Data Categories as the link between Langauge archives and NLP tools

Thierry Declerck; Mirjam Keßler

In: Proceedings of the Workshop "Language Archives: Standards, Creation and Access" at DGFS 2006. Annual Conference of the German Linguistic Society (DGfS), 2006.

Abstract

Our contribution is about an European Project, in the eContent framework, the LIRICS project: Linguistic Infrastructure for Interoperable Resources and Systems. This project addresses the needs of today's information and communication society where globalisation and localization necessitate multilingual communication creating an increasing need for new standardization as well as urgent recognition of existing de facto standards and their transformation into de jure International Standards.

In this, LIRICS provides ISO ratified standards for language technology to enable the exchange and reuse of multilingual language resources. LIRICS also provides for guidelines supporting the implementation of these standards for end-users by providing an open-source implementation platform, related web services and test suites building on legacy formats, tools and data. As for the resources, LIRICS covers the ISO standardisation of computational lexicons, morpho-syntactic, syntactic and semantic annotation for the language industry.
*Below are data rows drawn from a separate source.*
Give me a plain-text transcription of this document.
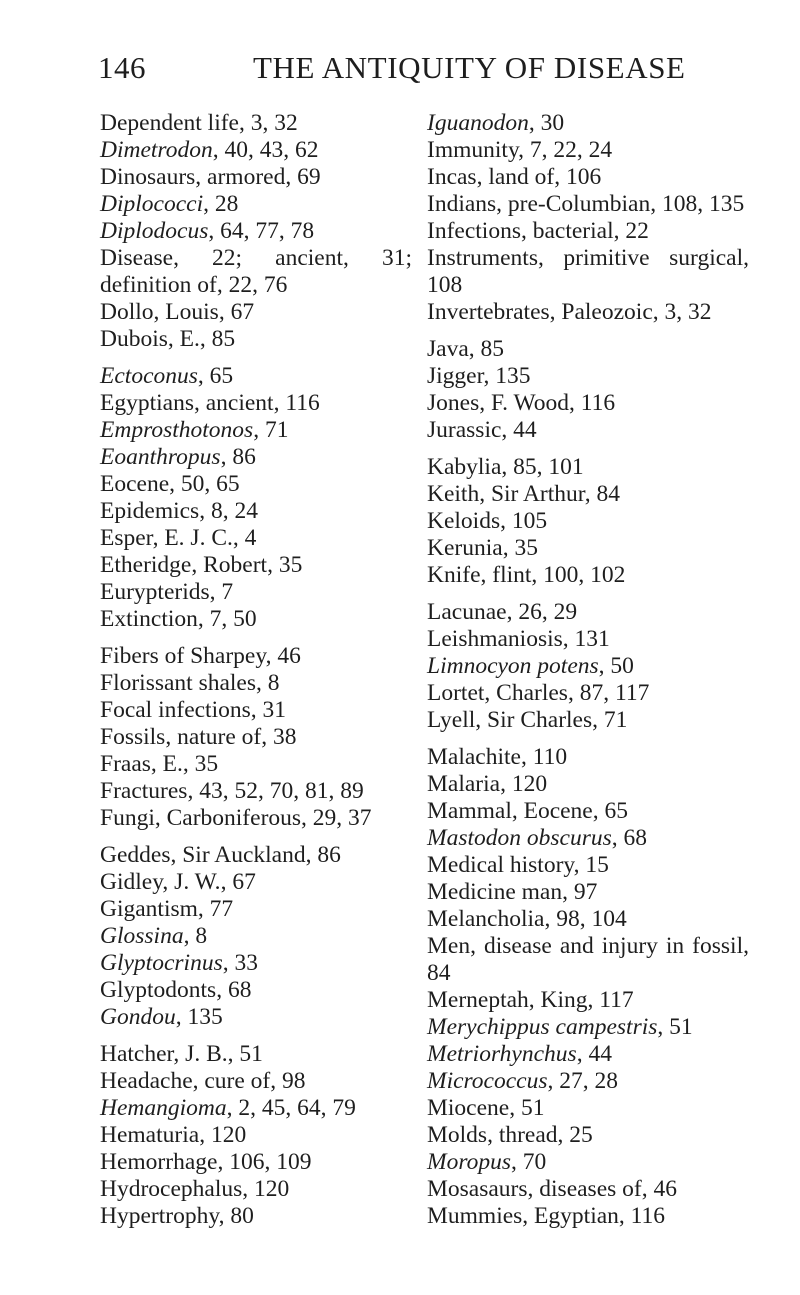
146	THE ANTIQUITY OF DISEASE
Dependent life, 3, 32
Dimetrodon, 40, 43, 62
Dinosaurs, armored, 69
Diplococci, 28
Diplodocus, 64, 77, 78
Disease, 22; ancient, 31; definition of, 22, 76
Dollo, Louis, 67
Dubois, E., 85
Ectoconus, 65
Egyptians, ancient, 116
Emprosthotonos, 71
Eoanthropus, 86
Eocene, 50, 65
Epidemics, 8, 24
Esper, E. J. C., 4
Etheridge, Robert, 35
Eurypterids, 7
Extinction, 7, 50
Fibers of Sharpey, 46
Florissant shales, 8
Focal infections, 31
Fossils, nature of, 38
Fraas, E., 35
Fractures, 43, 52, 70, 81, 89
Fungi, Carboniferous, 29, 37
Geddes, Sir Auckland, 86
Gidley, J. W., 67
Gigantism, 77
Glossina, 8
Glyptocrinus, 33
Glyptodonts, 68
Gondou, 135
Hatcher, J. B., 51
Headache, cure of, 98
Hemangioma, 2, 45, 64, 79
Hematuria, 120
Hemorrhage, 106, 109
Hydrocephalus, 120
Hypertrophy, 80
Iguanodon, 30
Immunity, 7, 22, 24
Incas, land of, 106
Indians, pre-Columbian, 108, 135
Infections, bacterial, 22
Instruments, primitive surgical, 108
Invertebrates, Paleozoic, 3, 32
Java, 85
Jigger, 135
Jones, F. Wood, 116
Jurassic, 44
Kabylia, 85, 101
Keith, Sir Arthur, 84
Keloids, 105
Kerunia, 35
Knife, flint, 100, 102
Lacunae, 26, 29
Leishmaniosis, 131
Limnocyon potens, 50
Lortet, Charles, 87, 117
Lyell, Sir Charles, 71
Malachite, 110
Malaria, 120
Mammal, Eocene, 65
Mastodon obscurus, 68
Medical history, 15
Medicine man, 97
Melancholia, 98, 104
Men, disease and injury in fossil, 84
Merneptah, King, 117
Merychippus campestris, 51
Metriorhynchus, 44
Micrococcus, 27, 28
Miocene, 51
Molds, thread, 25
Moropus, 70
Mosasaurs, diseases of, 46
Mummies, Egyptian, 116
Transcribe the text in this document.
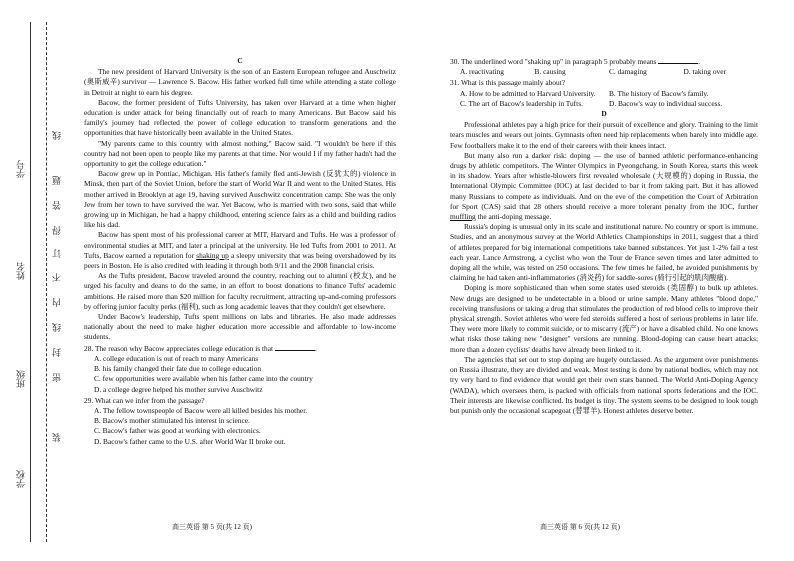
学号
姓名
班级
学校
线
题
答
得
订
不
内
线
封
密
装
C

The new president of Harvard University is the son of an Eastern European refugee and Auschwitz (奥斯威辛) survivor — Lawrence S. Bacow. His father worked full time while attending a state college in Detroit at night to earn his degree.

Bacow, the former president of Tufts University, has taken over Harvard at a time when higher education is under attack for being financially out of reach to many Americans. But Bacow said his family's journey had reflected the power of college education to transform generations and the opportunities that have historically been available in the United States.

"My parents came to this country with almost nothing," Bacow said. "I wouldn't be here if this country had not been open to people like my parents at that time. Nor would I if my father hadn't had the opportunity to get the college education."

Bacow grew up in Pontiac, Michigan. His father's family fled anti-Jewish (反犹太的) violence in Minsk, then part of the Soviet Union, before the start of World War II and went to the United States. His mother arrived in Brooklyn at age 19, having survived Auschwitz concentration camp. She was the only Jew from her town to have survived the war. Yet Bacow, who is married with two sons, said that while growing up in Michigan, he had a happy childhood, entering science fairs as a child and building radios like his dad.

Bacow has spent most of his professional career at MIT, Harvard and Tufts. He was a professor of environmental studies at MIT, and later a principal at the university. He led Tufts from 2001 to 2011. At Tufts, Bacow earned a reputation for shaking up a sleepy university that was being overshadowed by its peers in Boston. He is also credited with leading it through both 9/11 and the 2008 financial crisis.

As the Tufts president, Bacow traveled around the country, reaching out to alumni (校友), and he urged his faculty and deans to do the same, in an effort to boost donations to finance Tufts' academic ambitions. He raised more than $20 million for faculty recruitment, attracting up-and-coming professors by offering junior faculty perks (福利), such as long academic leaves that they couldn't get elsewhere.

Under Bacow's leadership, Tufts spent millions on labs and libraries. He also made addresses nationally about the need to make higher education more accessible and affordable to low-income students.

28. The reason why Bacow appreciates college education is that	.

A. college education is out of reach to many Americans
B. his family changed their fate due to college education
C. few opportunities were available when his father came into the country
D. a college degree helped his mother survive Auschwitz

29. What can we infer from the passage?

A. The fellow townspeople of Bacow were all killed besides his mother.
B. Bacow's mother stimulated his interest in science.
C. Bacow's father was good at working with electronics.
D. Bacow's father came to the U.S. after World War II broke out.

30. The underlined word "shaking up" in paragraph 5 probably means	.

A. reactivating	B. causing	C. damaging	D. taking over

31. What is this passage mainly about?

A. How to be admitted to Harvard University.	B. The history of Bacow's family.
C. The art of Bacow's leadership in Tufts.	D. Bacow's way to individual success.
D

Professional athletes pay a high price for their pursuit of excellence and glory. Training to the limit tears muscles and wears out joints. Gymnasts often need hip replacements when barely into middle age. Few footballers make it to the end of their careers with their knees intact.

But many also run a darker risk: doping — the use of banned athletic performance-enhancing drugs by athletic competitors. The Winter Olympics in Pyeongchang, in South Korea, starts this week in its shadow. Years after whistle-blowers first revealed wholesale (大规模的) doping in Russia, the International Olympic Committee (IOC) at last decided to bar it from taking part. But it has allowed many Russians to compete as individuals. And on the eve of the competition the Court of Arbitration for Sport (CAS) said that 28 others should receive a more tolerant penalty from the IOC, further muffling the anti-doping message.

Russia's doping is unusual only in its scale and institutional nature. No country or sport is immune. Studies, and an anonymous survey at the World Athletics Championships in 2011, suggest that a third of athletes prepared for big international competitions take banned substances. Yet just 1-2% fail a test each year. Lance Armstrong, a cyclist who won the Tour de France seven times and later admitted to doping all the while, was tested on 250 occasions. The few times he failed, he avoided punishments by claiming he had taken anti-inflammatories (消炎药) for saddle-sores (骑行引起的肌肉酸痛).

Doping is more sophisticated than when some states used steroids (类固醇) to bulk up athletes. New drugs are designed to be undetectable in a blood or urine sample. Many athletes "blood dope," receiving transfusions or taking a drug that stimulates the production of red blood cells to improve their physical strength. Soviet athletes who were fed steroids suffered a host of serious problems in later life. They were more likely to commit suicide, or to miscarry (流产) or have a disabled child. No one knows what risks those taking new "designer" versions are running. Blood-doping can cause heart attacks; more than a dozen cyclists' deaths have already been linked to it.

The agencies that set out to stop doping are hugely outclassed. As the argument over punishments on Russia illustrate, they are divided and weak. Most testing is done by national bodies, which may not try very hard to find evidence that would get their own stars banned. The World Anti-Doping Agency (WADA), which oversees them, is packed with officials from national sports federations and the IOC. Their interests are likewise conflicted. Its budget is tiny. The system seems to be designed to look tough but punish only the occasional scapegoat (替罪羊). Honest athletes deserve better.

高三英语 第 5 页(共 12 页)	高三英语 第 6 页(共 12 页)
The model LIRICS is adopting for specifying and representing the various annotation schemes concerned -- morpho-syntax, syntax and semantic -- is based on the general principles of the Linguistic Annotation Framework, which is an on-going project within the ISO committee TC 37/SC 4. Those principles consider a class of semi-structured documents that can be specified through the combination of, on the one hand, a meta-model that informs the general practices in organizing information in a given application domain, and, on the other hand, a selection of data categories (DCS), that characterizes the elementary information units that can be attached to the various sub-structures (or components) of the meta-model. Indeed, the components in the meta-model should be considered as elementary linguistic abstractions that reflect the granularity of the description intended by the meta-model.